Model

Samsung QN77S85HAE

Rank #133 means 132 of the 172 television models we track cost less to run each year; the 37th efficiency percentile means it uses less energy for its size than 37% of those models.

Televisions
$50/yr
Estimated running cost
Our read

What does the Samsung QN77S85HAE cost to run per year?

Ranking #133 of 172, the Samsung QN77S85HAE sits in the pricier half of its class to run, at about $50 a year. Normalized for capacity, it beats only 37% of television models we track, a below-average efficiency result. At 76.6 in, it is a large television for the class, which runs 13.23 to 114.4 in; size and efficiency are the two levers behind the figure above, and this dataset does not carry a separate efficiency-factor column for this class.

Immediately around it on the leaderboard, the Samsung QN75QN90FAF at $50/yr runs a little cheaper and the Samsung QN77S85FAE at $50/yr runs a little more, a sense of how tightly models are packed at this point in the ranking. A television typically stays in service for somewhere around 7 years; over that span, the Samsung QN77S85HAE's $50/yr adds up to roughly $350 in electricity alone, before purchase price or repairs.

$4.19per month #133of 172 on cost 37thefficiency percentile

By the numbers

The Samsung QN77S85HAE normalized against its whole class, so each figure means something.

Normalized against class0 · 50 · 100%
Annual energy271 kWh
Size-adjusted efficiency37th percentile
+$15
More expensive to run every year than the television class median at $35/yr. That is $150 more over a 10 year life.
Televisions
$50
Per year
Samsung QN77S85HAERank #133 of 172 in class

What it costs you over time

Running cost is an every-year number, so it compounds. At $50/yr, here is what the Samsung QN77S85HAE adds up to before purchase price, water, or repairs enter the math.

1 year$50
5 years$250
10 years$500

Left running for a decade at today's US average rate, the Samsung QN77S85HAE costs about $500. That is roughly $150 more than the class median, which would run closer to $350 over the same ten years.

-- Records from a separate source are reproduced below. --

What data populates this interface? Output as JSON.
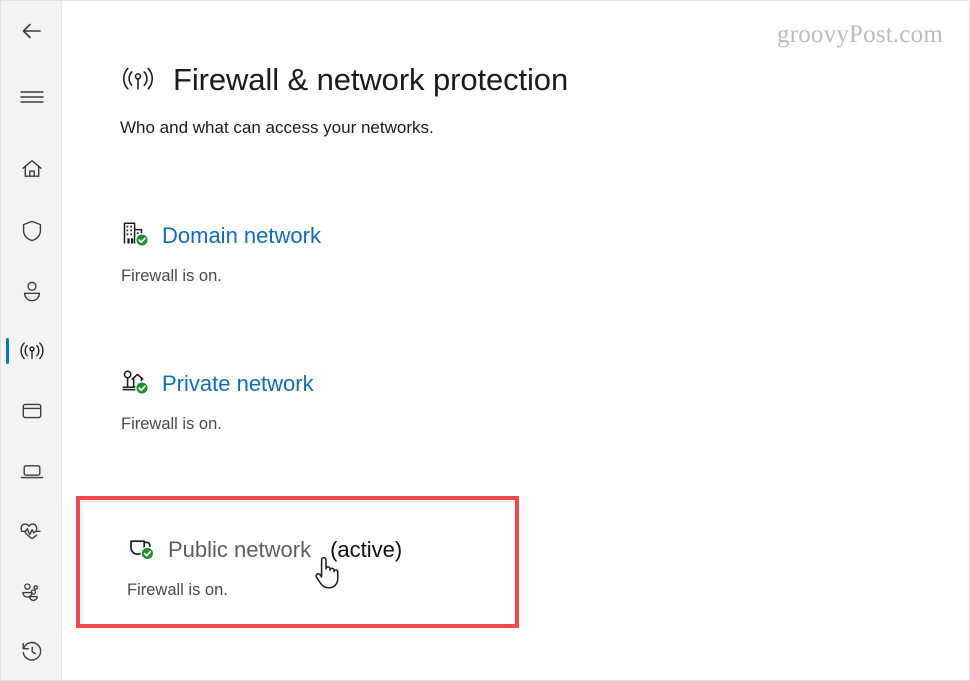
{
  "watermark": "groovyPost.com",
  "sidebar": {
    "items": [
      {
        "name": "back-button",
        "icon": "back-arrow-icon",
        "label": "Back",
        "selected": false
      },
      {
        "name": "menu-button",
        "icon": "hamburger-menu-icon",
        "label": "Menu",
        "selected": false
      },
      {
        "name": "nav-home",
        "icon": "home-icon",
        "label": "Home",
        "selected": false
      },
      {
        "name": "nav-virus",
        "icon": "shield-icon",
        "label": "Virus & threat protection",
        "selected": false
      },
      {
        "name": "nav-account",
        "icon": "person-icon",
        "label": "Account protection",
        "selected": false
      },
      {
        "name": "nav-firewall",
        "icon": "wifi-signal-icon",
        "label": "Firewall & network protection",
        "selected": true
      },
      {
        "name": "nav-app-browser",
        "icon": "app-window-icon",
        "label": "App & browser control",
        "selected": false
      },
      {
        "name": "nav-device-security",
        "icon": "laptop-icon",
        "label": "Device security",
        "selected": false
      },
      {
        "name": "nav-device-health",
        "icon": "heart-pulse-icon",
        "label": "Device performance & health",
        "selected": false
      },
      {
        "name": "nav-family",
        "icon": "family-people-icon",
        "label": "Family options",
        "selected": false
      },
      {
        "name": "nav-history",
        "icon": "history-clock-icon",
        "label": "Protection history",
        "selected": false
      }
    ]
  },
  "page": {
    "icon": "wifi-signal-icon",
    "title": "Firewall & network protection",
    "subtitle": "Who and what can access your networks."
  },
  "profiles": [
    {
      "key": "domain",
      "icon": "office-building-icon",
      "badge": "green-check-badge",
      "link": "Domain network",
      "active_suffix": "",
      "status": "Firewall is on.",
      "highlighted": false
    },
    {
      "key": "private",
      "icon": "house-tree-icon",
      "badge": "green-check-badge",
      "link": "Private network",
      "active_suffix": "",
      "status": "Firewall is on.",
      "highlighted": false
    },
    {
      "key": "public",
      "icon": "coffee-cup-icon",
      "badge": "green-check-badge",
      "link": "Public network",
      "active_suffix": "(active)",
      "status": "Firewall is on.",
      "highlighted": true
    }
  ],
  "colors": {
    "link_blue": "#0f6cbd",
    "selected_indicator": "#0a72cd",
    "highlight_red": "#f4494b",
    "badge_green": "#18922b",
    "sidebar_bg": "#f3f3f3",
    "text_primary": "#1b1b1b",
    "text_muted": "#5d5d5d",
    "watermark_gray": "#bcbcbc"
  },
  "cursor": {
    "type": "pointing-hand-cursor"
  }
}
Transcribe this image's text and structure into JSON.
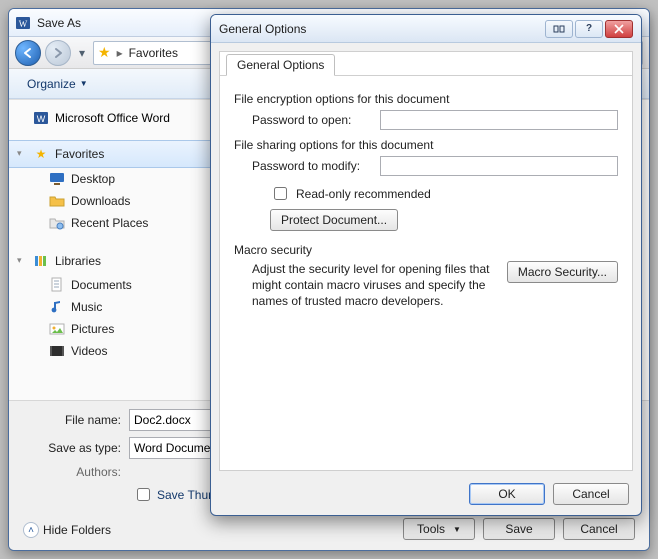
{
  "saveas": {
    "title": "Save As",
    "breadcrumb": {
      "location": "Favorites"
    },
    "organize_label": "Organize",
    "top_link": "Microsoft Office Word",
    "groups": {
      "favorites": {
        "label": "Favorites",
        "items": [
          {
            "label": "Desktop"
          },
          {
            "label": "Downloads"
          },
          {
            "label": "Recent Places"
          }
        ]
      },
      "libraries": {
        "label": "Libraries",
        "items": [
          {
            "label": "Documents"
          },
          {
            "label": "Music"
          },
          {
            "label": "Pictures"
          },
          {
            "label": "Videos"
          }
        ]
      }
    },
    "file_name_label": "File name:",
    "file_name_value": "Doc2.docx",
    "save_type_label": "Save as type:",
    "save_type_value": "Word Document",
    "authors_label": "Authors:",
    "save_thumbnail_label": "Save Thumbnail",
    "hide_folders_label": "Hide Folders",
    "tools_label": "Tools",
    "save_label": "Save",
    "cancel_label": "Cancel"
  },
  "genopt": {
    "title": "General Options",
    "tab_label": "General Options",
    "enc_section": "File encryption options for this document",
    "pwd_open_label": "Password to open:",
    "share_section": "File sharing options for this document",
    "pwd_modify_label": "Password to modify:",
    "readonly_label": "Read-only recommended",
    "protect_doc_label": "Protect Document...",
    "macro_section": "Macro security",
    "macro_text": "Adjust the security level for opening files that might contain macro viruses and specify the names of trusted macro developers.",
    "macro_btn": "Macro Security...",
    "ok_label": "OK",
    "cancel_label": "Cancel"
  }
}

How the Samsung QN77S85HAE compares

The television class we track runs from $3 to $117 a year. At $50/yr, it runs about $15 a year above the class median of $35, and it is about $47 a year more than the cheapest television to run at $3.

Cheapest in class$3
Class median$35
This televisionThis model$50
Priciest in class$117

What drives its running cost

At 76.6 in, the Samsung QN77S85HAE is a large television for its class, which spans 13.23 to 114.4 in with a median of 55 in, and larger television models generally cost more to run than smaller ones in the same class, simply because there is more to keep cold, spin, heat, or light.

  • Screen size. A bigger panel needs more backlight or more emissive pixels to reach the same brightness, so energy use climbs with diagonal screen size across most panel technologies.
  • On-mode brightness. The picture mode you leave a TV on, vivid or eco, moves its real-world wattage more than almost anything else you control directly.
  • Hours of use. ENERGY STAR's on-mode wattage figure assumes a standard number of hours per day; a TV left on longer than that, or used as ambient background noise, accumulates more of that hourly cost.

Common questions

Is the Samsung QN77S85HAE cheap to run?

Not especially. At $50 a year it ranks #133 of 172 television models we track, in the pricier part of its class to run, though its size and features may still justify that for your needs.

How much does the Samsung QN77S85HAE cost per month?

Roughly $4.19/mo, spreading the $50/yr estimate evenly across twelve months at $0.1856/kWh. Actual monthly bills swing with your rate and usage pattern.

How is this running-cost figure calculated?

We take the model's published annual energy use of 271 kWh from ENERGY STAR and multiply it by the US average residential electricity rate of $0.1856/kWh, giving about $50 a year. It is an electricity-only estimate and does not include purchase price, water, or installation.

How efficient is the Samsung QN77S85HAE for its size?

37th percentile once size is factored in. That means its size-adjusted efficiency is not the main reason for the running-cost figure above; its capacity plays a large role too.

Source

Source: ENERGY STAR Product Finder · model ID ES_1023593_QN77S85HAE_020320261215739_6227099View certified television listingsENERGY STAR data as of July 2026

Samsung and QN77S85HAE are used here for identification only and are not endorsements. Figures are computed by WattWise Labs from public ENERGY STAR data, not measured in our own lab.